Hi all,

last year, we had a good opportunity to do some usability work on
Crawl. These were student works from University of Oulu (Information
Processing Science department) where I and Janne study. There was the
UP team, which was a project course, where we did heuristic evaluation
and user testing on the game (pre-0.6 at that point), and finally
redesigned the tutorial. But there was also the team Warwalrus, who
also did heuristic evaluation and user testing, focusing more on the
then-tutorial, now-hints mode, specifically the caster tutorial.

The Warwalrus team was doing an usability testing course. The results
of that testing were interesting (the specifically had testers that
hadn't player roguelikes before, which affected the expectations and
user experience of the testers) but unfortunately the final report is
still stuck with me - it was written in Finnish and I still have the
important parts untranslated. I plan to finish that soon - much of it
pretty much confirms UP team findings, but there are some interesting
points that didn't surface within the UP team work.

Anyway! We again have a chance to get a team on the usability testing
course this year, and they'll do in-team heuristic evaluation and then
user testing with testers who haven't seen Crawl before. So, we need
to decide what we want tested.

We need a short description, that includes: what is to be tested, who
tests (what is our target audience), and what is the goal of the
testing. The description is due Wednesday, so I thought I'd send the
following tomorrow morning:

Dungeon Crawl Stone Soup is a single-player, role-playing roguelike
game of exploration and treasure-hunting in dungeons filled with
dangerous and unfriendly monsters in a quest to rescue the
mystifyingly fabulous Orb of Zot. The game is developed by a large
(20+) multinational volunteer team as an open source project since
2006 and is a variant of the original Linley's Dungeon Crawl, first
released in 1997. The target of the testing is the new tutorial mode,
developed in Spring 2010 during a Project 1 course in the Information
Processing Science department of Oulu University.

The testers should be gamers, who have not played roguelike games
(such as Nethack, ADOM, Angband and Crawl itself) before.

The goal of the testing is to assess how well the new tutorial works.
The previous tutorial was tested in 2010 in the Project 1 and the
Usability Testing courses. We can compare results of those tests to
the new ones and see if the learnability (and also general usability)
of the game has improved during the year.

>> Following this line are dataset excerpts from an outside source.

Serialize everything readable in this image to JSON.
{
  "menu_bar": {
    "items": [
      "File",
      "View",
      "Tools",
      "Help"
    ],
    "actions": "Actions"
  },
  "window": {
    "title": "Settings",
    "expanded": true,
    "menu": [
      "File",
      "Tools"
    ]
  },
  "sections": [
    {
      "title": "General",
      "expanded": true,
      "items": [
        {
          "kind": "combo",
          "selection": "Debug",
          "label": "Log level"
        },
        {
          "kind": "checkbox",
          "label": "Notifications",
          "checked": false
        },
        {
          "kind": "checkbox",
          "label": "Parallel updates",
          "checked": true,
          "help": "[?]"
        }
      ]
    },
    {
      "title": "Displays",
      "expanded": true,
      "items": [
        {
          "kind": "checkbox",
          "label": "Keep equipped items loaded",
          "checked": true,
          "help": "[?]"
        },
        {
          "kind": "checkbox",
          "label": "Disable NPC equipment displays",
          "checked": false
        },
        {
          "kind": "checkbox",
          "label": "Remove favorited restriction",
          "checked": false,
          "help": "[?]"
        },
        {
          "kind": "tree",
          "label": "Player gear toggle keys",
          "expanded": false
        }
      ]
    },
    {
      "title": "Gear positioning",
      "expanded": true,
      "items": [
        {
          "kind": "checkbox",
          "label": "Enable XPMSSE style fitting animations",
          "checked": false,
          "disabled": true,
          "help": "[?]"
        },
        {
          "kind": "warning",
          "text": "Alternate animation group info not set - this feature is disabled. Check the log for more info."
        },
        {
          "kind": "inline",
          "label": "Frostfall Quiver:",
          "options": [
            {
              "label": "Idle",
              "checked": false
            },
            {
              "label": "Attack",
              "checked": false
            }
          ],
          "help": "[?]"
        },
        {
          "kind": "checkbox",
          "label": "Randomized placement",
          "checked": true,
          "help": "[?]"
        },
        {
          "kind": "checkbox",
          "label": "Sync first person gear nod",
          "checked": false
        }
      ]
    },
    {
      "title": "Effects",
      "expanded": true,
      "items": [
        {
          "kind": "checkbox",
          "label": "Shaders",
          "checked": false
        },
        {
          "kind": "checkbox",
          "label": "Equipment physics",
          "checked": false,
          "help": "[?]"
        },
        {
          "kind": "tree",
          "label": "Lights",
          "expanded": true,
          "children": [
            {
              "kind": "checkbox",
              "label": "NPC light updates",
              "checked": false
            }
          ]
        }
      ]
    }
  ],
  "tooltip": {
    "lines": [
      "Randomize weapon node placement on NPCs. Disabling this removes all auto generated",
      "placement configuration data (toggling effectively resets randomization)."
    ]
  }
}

Additional requirements: all reports and other material that is
delivered to the Stone Soup project should be in English. Due to the
open development nature of the game, the report will be published in
its wiki.

---

Now, we can change the requirements afterwards (that's not uncommon in
the industry, right :P) but I think we agree that the tutorial is a
good target for testing. It was developed based on previous year's
testing, but not tested rigorously in itself. So it would be
interesting and probably beneficial too. I was thinking of suggesting
that the structure of the testing be: have the tester find and start
the tutorial, complete it, and with the remaining time play the
regular game (or hints mode, or whatever the tester wants). This way
we can probably see if the things tutorial teaches the player
translates to actual game-playing skills.